Tag Archives: Ted Koppel

Breaking Point: Ted Koppel on the CA Prison Crisis

I’ve written a lot about the California prison crisis in the past, and the last 11 posts I’ve done about it in the last four months have yielded a mere 25 comments.  It’s clear to me that there’s a lot of apathy around the issue, combined with twinges of helplessness and the paralyzing recognition that there are no easy answers.  It’s the ultimate “out of sight, out of mind” situation, and as a result, we end up warehousing prisoners, “stacking them up like cordwood” and conveniently forgetting about what goes on behind bars.

Well, you no longer have to take my word for it.  You can watch Ted Koppel’s riveting two-hour documentary for the Discovery Channel, “Breaking Point,” an exploration of life inside Solano State Prison in Vacaville, CA.  And while you’re at it, you can make 121 copies and send one to every member of the California Legislature and the Governor, so they can witness the fruits of their failed leadership. over…

Designed to accommodate no more than 100,000 inmates, California’s prisons now hold 173,000, each at an annual cost of $43,000. How did things get so out of control? Mandatory sentencing is a big part of the answer. When California voters threw their support behind a get-tough-on-crime bill that came to be known as “Three Strikes and You’re Out,” the state prison system filled up and is now overflowing.

While shooting, Koppel spent a number of days among the general population at Solano. His reporting focuses on the inhabitants of H Dorm, where inmates are stacked in triple-deck bunk beds on an old indoor basketball court. Correctional officers are so badly outnumbered that prison officials keep inmates segregated by race and gang affiliation in a desperate effort to avoid friction and maintain control. Even so, Solano still sees three to four race riots a year. Using smuggled cell phones, gang bosses continue running criminal operations on the street from behind prison walls.
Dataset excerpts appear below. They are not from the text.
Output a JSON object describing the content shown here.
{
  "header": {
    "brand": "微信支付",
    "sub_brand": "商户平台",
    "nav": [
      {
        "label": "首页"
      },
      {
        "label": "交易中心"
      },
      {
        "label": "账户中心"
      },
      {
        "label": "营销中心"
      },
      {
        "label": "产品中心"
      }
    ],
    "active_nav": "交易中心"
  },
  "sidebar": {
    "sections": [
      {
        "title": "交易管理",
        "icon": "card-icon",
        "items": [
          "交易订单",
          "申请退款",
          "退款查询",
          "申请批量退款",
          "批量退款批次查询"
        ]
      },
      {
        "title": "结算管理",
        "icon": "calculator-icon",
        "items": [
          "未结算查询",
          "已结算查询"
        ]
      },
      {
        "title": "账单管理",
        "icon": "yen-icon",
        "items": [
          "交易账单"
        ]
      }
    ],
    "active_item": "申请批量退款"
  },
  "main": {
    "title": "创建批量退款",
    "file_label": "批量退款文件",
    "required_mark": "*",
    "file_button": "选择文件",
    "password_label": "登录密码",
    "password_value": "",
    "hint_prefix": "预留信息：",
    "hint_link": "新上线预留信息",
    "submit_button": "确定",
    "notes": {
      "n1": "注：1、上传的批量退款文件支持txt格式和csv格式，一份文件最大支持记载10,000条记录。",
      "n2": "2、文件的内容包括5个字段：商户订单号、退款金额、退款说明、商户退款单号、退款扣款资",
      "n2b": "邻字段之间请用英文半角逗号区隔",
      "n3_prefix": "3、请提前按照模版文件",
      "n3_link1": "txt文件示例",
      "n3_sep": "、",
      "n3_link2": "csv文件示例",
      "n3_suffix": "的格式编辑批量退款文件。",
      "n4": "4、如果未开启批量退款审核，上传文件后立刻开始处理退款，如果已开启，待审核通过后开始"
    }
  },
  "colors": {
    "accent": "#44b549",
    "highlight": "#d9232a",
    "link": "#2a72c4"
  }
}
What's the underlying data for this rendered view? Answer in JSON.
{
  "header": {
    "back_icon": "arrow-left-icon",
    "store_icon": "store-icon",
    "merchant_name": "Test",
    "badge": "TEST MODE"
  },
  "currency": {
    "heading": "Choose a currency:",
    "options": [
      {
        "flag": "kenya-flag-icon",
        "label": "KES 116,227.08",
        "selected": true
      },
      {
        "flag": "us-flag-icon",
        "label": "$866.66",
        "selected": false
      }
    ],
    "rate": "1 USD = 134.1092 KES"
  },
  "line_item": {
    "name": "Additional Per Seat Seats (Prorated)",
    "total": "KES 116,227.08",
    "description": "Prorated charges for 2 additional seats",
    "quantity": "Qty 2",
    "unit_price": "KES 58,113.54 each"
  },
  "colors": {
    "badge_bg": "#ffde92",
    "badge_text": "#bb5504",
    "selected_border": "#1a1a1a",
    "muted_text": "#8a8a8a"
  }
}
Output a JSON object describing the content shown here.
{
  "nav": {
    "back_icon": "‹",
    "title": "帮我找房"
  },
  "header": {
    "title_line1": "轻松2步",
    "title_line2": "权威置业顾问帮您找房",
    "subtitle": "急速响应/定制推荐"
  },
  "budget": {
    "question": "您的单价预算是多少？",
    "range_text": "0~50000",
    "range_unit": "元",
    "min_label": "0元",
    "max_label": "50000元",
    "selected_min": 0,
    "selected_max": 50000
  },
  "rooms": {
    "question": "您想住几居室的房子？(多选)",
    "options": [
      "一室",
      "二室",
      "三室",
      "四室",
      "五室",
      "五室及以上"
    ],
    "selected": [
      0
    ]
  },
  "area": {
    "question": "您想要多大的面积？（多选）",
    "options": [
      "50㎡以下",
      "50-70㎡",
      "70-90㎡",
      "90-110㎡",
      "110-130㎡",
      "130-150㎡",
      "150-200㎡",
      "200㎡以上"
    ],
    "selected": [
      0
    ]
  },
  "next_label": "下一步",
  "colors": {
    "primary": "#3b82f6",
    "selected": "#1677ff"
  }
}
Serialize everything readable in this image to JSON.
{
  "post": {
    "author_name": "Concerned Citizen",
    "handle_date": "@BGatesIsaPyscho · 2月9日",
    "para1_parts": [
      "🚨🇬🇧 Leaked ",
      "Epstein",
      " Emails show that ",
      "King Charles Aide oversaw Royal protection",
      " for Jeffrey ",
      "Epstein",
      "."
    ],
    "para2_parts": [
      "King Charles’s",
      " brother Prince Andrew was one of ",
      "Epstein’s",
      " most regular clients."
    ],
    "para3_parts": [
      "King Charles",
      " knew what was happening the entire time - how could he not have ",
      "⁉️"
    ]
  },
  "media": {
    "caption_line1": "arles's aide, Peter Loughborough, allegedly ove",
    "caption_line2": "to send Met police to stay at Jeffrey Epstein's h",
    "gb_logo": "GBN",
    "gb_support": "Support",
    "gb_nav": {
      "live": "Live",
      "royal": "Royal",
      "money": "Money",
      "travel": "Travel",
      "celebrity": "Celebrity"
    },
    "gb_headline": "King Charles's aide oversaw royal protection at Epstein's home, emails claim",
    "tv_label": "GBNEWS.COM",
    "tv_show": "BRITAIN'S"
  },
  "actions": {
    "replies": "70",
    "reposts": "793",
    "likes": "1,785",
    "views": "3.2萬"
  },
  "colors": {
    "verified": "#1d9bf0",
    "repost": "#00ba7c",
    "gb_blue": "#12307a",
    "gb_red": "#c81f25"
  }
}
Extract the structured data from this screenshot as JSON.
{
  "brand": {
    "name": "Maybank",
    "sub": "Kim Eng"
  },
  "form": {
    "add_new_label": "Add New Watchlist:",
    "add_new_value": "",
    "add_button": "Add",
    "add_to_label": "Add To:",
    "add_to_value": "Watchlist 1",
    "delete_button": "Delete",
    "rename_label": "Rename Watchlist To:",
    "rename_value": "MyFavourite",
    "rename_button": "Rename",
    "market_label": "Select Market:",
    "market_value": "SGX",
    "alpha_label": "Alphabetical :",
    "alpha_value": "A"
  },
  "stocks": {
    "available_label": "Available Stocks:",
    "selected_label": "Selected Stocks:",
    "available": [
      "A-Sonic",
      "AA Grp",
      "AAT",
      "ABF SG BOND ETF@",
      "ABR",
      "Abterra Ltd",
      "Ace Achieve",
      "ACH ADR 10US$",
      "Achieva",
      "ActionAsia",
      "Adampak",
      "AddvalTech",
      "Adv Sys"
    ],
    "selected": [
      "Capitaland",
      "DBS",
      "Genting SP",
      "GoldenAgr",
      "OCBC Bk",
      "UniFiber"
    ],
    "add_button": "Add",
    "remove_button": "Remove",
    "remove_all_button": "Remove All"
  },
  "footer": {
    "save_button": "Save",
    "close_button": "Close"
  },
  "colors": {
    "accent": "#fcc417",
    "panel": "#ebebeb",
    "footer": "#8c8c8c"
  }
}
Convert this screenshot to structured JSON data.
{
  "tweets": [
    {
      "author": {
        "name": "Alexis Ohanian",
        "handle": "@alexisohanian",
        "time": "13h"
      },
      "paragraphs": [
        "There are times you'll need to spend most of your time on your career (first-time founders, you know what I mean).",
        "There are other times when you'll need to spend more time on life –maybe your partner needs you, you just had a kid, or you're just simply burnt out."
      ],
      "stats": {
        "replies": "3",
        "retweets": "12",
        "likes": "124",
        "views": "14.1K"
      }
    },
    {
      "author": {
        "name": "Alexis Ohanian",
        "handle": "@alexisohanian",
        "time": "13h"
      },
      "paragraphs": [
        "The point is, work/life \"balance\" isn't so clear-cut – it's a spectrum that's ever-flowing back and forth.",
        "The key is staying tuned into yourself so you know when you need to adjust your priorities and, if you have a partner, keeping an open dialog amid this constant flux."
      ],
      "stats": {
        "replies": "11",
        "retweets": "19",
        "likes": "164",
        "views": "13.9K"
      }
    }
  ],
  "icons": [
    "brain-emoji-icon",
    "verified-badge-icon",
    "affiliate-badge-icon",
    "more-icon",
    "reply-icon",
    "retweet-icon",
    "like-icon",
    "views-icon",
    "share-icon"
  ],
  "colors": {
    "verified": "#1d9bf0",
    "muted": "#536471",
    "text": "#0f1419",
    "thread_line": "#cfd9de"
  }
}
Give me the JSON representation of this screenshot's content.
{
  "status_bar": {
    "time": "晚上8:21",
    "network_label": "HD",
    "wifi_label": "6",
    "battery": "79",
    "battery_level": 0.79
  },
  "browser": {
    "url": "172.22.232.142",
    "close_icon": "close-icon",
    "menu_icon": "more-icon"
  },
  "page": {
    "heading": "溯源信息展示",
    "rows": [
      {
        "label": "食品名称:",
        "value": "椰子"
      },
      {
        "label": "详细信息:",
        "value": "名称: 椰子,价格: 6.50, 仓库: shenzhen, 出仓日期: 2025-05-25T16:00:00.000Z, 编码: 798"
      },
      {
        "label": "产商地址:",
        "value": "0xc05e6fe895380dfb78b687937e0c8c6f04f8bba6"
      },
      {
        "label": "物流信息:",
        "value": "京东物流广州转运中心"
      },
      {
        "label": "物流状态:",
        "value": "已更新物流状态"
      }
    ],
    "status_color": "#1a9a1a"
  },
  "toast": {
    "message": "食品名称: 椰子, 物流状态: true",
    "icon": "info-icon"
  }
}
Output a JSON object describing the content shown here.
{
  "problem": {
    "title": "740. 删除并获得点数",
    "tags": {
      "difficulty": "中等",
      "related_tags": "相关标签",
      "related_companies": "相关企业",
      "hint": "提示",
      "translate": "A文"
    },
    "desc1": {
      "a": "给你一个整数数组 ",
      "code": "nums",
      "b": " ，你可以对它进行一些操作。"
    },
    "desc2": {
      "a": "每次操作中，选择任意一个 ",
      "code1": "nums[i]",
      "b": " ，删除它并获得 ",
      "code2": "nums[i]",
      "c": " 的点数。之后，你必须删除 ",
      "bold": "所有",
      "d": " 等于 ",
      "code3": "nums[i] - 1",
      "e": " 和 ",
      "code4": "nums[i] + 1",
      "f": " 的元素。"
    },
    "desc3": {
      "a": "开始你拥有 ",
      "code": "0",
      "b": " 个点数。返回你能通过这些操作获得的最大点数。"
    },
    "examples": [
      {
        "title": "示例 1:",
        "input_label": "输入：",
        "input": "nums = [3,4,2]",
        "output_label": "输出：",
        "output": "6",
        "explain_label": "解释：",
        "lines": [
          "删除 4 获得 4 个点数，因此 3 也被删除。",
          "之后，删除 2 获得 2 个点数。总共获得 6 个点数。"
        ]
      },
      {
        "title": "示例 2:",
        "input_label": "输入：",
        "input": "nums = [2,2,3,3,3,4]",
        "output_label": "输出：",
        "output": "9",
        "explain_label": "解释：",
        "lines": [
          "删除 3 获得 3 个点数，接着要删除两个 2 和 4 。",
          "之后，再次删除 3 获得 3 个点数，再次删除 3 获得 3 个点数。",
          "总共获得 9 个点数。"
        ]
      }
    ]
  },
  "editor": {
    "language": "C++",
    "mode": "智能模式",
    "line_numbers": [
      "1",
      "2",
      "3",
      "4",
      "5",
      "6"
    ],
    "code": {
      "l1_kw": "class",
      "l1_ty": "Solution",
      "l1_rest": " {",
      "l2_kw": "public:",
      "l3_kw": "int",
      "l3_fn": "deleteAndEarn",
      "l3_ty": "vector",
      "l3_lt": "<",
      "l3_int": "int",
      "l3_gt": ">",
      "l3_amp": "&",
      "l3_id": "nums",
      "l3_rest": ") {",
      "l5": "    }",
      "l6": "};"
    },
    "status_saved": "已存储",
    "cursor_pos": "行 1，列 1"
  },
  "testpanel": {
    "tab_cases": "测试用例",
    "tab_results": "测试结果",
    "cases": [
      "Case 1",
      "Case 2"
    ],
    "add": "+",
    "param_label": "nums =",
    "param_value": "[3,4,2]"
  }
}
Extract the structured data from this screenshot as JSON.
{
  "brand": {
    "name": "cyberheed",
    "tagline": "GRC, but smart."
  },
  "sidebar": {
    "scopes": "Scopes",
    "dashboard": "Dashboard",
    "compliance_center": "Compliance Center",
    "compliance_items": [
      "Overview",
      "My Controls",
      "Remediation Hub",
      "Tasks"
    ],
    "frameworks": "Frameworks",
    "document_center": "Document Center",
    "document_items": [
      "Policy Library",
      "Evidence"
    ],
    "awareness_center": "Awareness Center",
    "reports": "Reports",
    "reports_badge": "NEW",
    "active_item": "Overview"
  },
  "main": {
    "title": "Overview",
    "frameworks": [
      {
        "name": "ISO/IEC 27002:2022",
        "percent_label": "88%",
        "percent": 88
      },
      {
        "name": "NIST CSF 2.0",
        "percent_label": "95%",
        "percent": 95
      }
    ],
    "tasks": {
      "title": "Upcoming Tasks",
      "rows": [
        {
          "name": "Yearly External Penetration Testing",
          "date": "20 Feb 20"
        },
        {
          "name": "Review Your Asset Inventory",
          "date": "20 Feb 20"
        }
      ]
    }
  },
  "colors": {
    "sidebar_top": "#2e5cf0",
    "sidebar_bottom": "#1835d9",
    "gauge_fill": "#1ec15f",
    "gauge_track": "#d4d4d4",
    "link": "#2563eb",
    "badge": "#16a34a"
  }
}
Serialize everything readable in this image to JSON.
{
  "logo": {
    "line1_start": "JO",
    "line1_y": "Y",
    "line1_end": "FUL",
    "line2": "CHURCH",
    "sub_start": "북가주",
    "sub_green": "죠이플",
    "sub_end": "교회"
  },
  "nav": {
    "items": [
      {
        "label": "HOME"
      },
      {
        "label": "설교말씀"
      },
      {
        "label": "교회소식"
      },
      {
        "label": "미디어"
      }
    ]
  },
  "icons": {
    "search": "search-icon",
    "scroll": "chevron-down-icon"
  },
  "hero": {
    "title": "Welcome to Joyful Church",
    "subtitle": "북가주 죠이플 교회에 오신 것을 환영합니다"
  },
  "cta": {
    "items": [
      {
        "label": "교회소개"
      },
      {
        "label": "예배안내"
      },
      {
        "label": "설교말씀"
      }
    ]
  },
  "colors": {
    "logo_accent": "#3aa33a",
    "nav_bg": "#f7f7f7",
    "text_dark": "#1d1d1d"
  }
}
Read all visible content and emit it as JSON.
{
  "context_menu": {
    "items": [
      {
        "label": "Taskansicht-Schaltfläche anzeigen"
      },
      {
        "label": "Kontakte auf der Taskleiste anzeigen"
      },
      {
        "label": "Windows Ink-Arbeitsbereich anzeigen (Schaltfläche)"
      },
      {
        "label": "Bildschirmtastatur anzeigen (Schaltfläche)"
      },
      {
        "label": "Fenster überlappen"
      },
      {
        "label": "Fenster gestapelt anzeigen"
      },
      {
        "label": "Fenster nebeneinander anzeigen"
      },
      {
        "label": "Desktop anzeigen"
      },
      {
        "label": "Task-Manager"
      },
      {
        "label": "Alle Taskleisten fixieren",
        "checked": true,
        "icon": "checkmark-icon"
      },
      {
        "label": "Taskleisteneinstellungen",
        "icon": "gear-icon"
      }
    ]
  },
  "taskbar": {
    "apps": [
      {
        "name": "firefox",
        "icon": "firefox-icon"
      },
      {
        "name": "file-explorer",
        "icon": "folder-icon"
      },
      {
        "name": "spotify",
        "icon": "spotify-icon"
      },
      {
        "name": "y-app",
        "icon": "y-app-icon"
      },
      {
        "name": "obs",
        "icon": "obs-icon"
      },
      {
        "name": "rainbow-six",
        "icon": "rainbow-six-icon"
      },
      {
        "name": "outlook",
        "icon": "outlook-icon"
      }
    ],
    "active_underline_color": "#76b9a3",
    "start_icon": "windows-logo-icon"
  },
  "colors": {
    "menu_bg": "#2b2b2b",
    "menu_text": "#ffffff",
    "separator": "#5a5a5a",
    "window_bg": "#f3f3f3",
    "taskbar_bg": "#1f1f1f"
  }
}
At the same time, they’re running drug and prostitution rings inside Solano.

By the way, that segregation is scheduled to end, by court order, come January, and you can expect the race wars to explode (there are already 3-4 large riots annually in a place like Solano as it is).  The corrections officers have, out of convenience, allowed race to govern every aspect of prison life, and shocking the system through integration, just like it did within civil society in the 1950s, is going to cause an explosion.  In the words of one inmate, “Somebody’s son’s gonna die.”  This is going to get worse, much worse.  And the root cause of all of it is the overcrowding issue, which nobody wants to fully address.

The “stack them up like cordwood” line comes from Mark Klaas, whose daughter Polly’s brutal murder ushered in the three strikes sentencing law, which is now rarely being used to capture the kind of violent offenders like the ones involved in her crime.  2/3 of all of the inmates at Solano as a result of the three strikes law struck out on a nonviolent offense.  And these are precisely the inmates who are clogging the system.  Every corrections officer interviewed agreed that tough sentencing laws like three strikes aren’t working.  And even Mark Klaas, whose “cordwood” line represented his earlier state of mind, now believes that we’re “not going to solve the crime problem by building more prisons.”  Only rehabilitation, treatment, and prevention can truly address this crisis.  And here is where the California penal system comes up woefully short.

While 85% of the population at Solano enters prison with either a prior or current substance abuse problem, only 10% will be able to enter the drug treatment and counseling program; there simply aren’t enough spaces.  Only 12% engage in some kind of vocational training, acquiring skills that can potentially be put to good use on the outside.  In fact, the best vocational training in California prisons these days is for crime itself.  “This is a school where you can learn all kinds of crime,” says one official, accounting for the nation’s highest recidivism rate.  And so once their sentences expire, we send these ex-cons off into the world with $200 and a bus ticket, with no skills, no treatment, no job, in many cases no place to live, largely worse off than they were when they entered prison, and we’re surprised when they return?

Koppel’s program does an excellent job of revealing life in the overcrowded prison complex, where even solitary confinement is double occupancy.  Building more prisons so they can simply be housed makes no sense whatsoever.  In the short term, overcrowded county jails will transfer their prisoners up to the state level.  In the long term, more will filter into the system every day without addressing the root causes.  Building costs money, too, money that won’t go to rehabilitation and vocational training and drug treatment and additional officers (who are completely outmanned).  “Nonviolent criminals should not be in this prison.”  Those words of wisdom come from a PRISONER. 

The documentary is a bit short on solutions, making no mention of the proposed independent sentencing commission that fell flat in this year’s legislative session.  But it expertly displays the crisis at hand.  I urge you to watch this important piece of work.  And at the Discovery Channel website, you can take a virtual tour of Solano, see portraits of some of the inmates, and get some more quick facts about prison life.  This is a responsibility from which citizens and our so-called leaders in Sacramento must not shrink.